Apparently, this exercise scares the bejesus out of these brash young women.

So again, I pose the question, "Is is the math or the poop?"

Probably a little of both.

Here's my pontification on diapers from a while back:

PEE AND POOP ARE EXTREMELY OVERRATED (no doubt because of incessant MSM bias).

Of all the lifestyle changes and new parental responsibilities, diaper changing is really one of, it not the easiest new thing to acclimate yourself to.

And you will be sure to get a kick out of the in-laws changing the baby's diapers as well (remember, your parents are in-laws too).

For one thing, they think they have just time-warped back 30 years and are still experts at the whole gamut of childcare. Granted they are inherently a few notches ahead of the baby's parents in terms of knowledge but they have also aged considerably too - no doubt seemingly more from raising the thankless, snot-nosed newbie parents.

The in-laws may have changed a few thousand diapers in their day but now they are prone to putting the diaper on upside down, not fastening it properly, and doing some pretty piss poor wiping jobs (pardon the pun). Not only that, but to see if the kid needs to be changed, invariably the old folk actually stick their finger down a diaper and then smell it!!!

That's right. Those are the hands that cooked us thousands of meals!!!

So fear not, changing diapers is a breeze. The only gross part is perhaps watching the grandparents do it.
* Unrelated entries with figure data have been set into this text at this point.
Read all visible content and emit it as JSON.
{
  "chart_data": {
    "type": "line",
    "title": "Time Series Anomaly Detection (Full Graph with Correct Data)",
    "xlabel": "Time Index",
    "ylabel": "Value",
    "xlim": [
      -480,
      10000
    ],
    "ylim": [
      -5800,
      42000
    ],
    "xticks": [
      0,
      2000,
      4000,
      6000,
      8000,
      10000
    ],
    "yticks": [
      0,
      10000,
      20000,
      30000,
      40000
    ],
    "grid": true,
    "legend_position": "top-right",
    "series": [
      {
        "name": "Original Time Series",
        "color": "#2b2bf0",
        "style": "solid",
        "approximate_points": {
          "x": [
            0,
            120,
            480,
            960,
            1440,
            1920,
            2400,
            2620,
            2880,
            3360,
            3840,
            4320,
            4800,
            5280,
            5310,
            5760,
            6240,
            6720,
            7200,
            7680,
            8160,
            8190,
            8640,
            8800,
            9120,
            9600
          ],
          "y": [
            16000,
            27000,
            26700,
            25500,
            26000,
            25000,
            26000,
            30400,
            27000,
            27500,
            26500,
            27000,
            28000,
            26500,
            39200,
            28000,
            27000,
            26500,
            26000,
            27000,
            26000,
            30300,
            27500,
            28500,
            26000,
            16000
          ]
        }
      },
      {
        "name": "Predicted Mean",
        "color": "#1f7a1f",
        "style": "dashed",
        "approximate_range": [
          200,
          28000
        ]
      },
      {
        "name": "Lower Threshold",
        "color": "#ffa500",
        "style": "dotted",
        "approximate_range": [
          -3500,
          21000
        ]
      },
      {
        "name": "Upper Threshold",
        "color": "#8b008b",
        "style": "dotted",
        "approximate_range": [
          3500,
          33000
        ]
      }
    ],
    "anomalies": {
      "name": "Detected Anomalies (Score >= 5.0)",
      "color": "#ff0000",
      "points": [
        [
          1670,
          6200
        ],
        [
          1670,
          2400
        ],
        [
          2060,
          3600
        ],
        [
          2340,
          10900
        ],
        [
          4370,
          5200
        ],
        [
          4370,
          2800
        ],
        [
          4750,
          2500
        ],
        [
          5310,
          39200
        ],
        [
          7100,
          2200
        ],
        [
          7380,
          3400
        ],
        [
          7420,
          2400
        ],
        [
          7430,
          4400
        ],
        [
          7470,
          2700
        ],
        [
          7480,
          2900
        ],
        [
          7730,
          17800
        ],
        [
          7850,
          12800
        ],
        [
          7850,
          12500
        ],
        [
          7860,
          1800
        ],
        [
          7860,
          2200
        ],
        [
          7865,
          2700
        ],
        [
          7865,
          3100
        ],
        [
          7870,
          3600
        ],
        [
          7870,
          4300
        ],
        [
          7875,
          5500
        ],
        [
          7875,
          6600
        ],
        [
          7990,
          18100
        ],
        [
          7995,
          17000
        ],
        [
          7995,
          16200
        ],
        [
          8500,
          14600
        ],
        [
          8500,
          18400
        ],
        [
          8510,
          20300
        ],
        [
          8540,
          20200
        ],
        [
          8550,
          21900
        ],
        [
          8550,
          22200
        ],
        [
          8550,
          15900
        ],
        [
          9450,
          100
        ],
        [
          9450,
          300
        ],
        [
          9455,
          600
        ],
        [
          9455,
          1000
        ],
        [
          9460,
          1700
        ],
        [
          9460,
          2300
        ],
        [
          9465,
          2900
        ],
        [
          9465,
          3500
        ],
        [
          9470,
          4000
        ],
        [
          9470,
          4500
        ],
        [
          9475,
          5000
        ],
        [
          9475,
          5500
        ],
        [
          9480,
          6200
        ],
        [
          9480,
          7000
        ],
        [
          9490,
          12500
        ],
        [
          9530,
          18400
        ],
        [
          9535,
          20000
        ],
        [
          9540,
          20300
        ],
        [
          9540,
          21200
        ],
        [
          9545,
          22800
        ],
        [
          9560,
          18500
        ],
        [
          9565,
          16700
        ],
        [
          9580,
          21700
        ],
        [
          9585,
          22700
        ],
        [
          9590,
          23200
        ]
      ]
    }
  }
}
By the way, referring to someone as an "obese lesbian" is not inherently offensive - at least not any more that referring to me as a skinny straight. So lighten up you losers. This issue came up on Boston talkradio and though the host who called a gubernatorial candidate a "fat lesbian" was fired, since it is Boston, I actually take that as even more evidence of my certitude.

Lastly, I did a generic Google image search on "fat lesbian" and Rosie O'Donnell came right up. If Google's search results make her the poster child, then who am I to argue?